L’exception et l’abus sont partout à côté de la règle, et surtout dans un vaste empire. Mais au moins conviendra-t-on que, moins il y a de ces abus, mieux l’état passe pour être ordonné. Le plus mal ordonné de tous serait celui où non seulement des particuliers isolés, mais une classe entière de citoyens mettrait sa gloire à rester immobile au milieu du mouvement général et saurait consumer la meilleure part du produit, sans avoir concouru en rien à le faire naître. Une telle classe est assurément étrangère à la nation par sa fainéantise. L’ordre noble n’est pas moins étranger au milieu de nous, par ses prérogatives civiles et publiques. Qu’est-ce qu’une nation ? Un corps d’associés vivant sous une loi commune et représentés par la même législature. N’est-il pas trop certain que l’ordre noble a des privilèges, des dispenses, même des droits séparés des droits du grand corps des citoyens ? Il sort par là de l’ordre commun, de la loi commune. Ainsi, ses droits civils en font déjà un peuple à part dans la grande nation. C’est véritablement imperium in imperio.

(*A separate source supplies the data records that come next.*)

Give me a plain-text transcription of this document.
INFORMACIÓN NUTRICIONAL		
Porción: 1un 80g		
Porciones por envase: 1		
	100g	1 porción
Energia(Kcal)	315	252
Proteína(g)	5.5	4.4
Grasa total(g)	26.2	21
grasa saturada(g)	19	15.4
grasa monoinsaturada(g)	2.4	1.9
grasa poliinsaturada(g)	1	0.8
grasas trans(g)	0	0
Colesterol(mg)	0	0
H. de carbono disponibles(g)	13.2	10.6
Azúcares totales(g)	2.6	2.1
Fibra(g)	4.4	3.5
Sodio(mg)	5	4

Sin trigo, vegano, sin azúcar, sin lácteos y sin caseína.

À l’égard de ses droits politiques, il les exerce aussi à part. Il a ses représentants à lui, qui ne sont chargés en rien de la procuration des peuples. Le corps de ses députés siège à part ; et quand il s’assemblerait dans une même salle avec les députés des simples citoyens, il n’en est pas moins vrai que sa représentation est essentiellement distincte et séparée : elle est étrangère à la nation par son principe, puisque sa mission ne vient pas du peuple, et par son objet, puisqu’il consiste à défendre non l’intérêt général, mais l’intérêt particulier.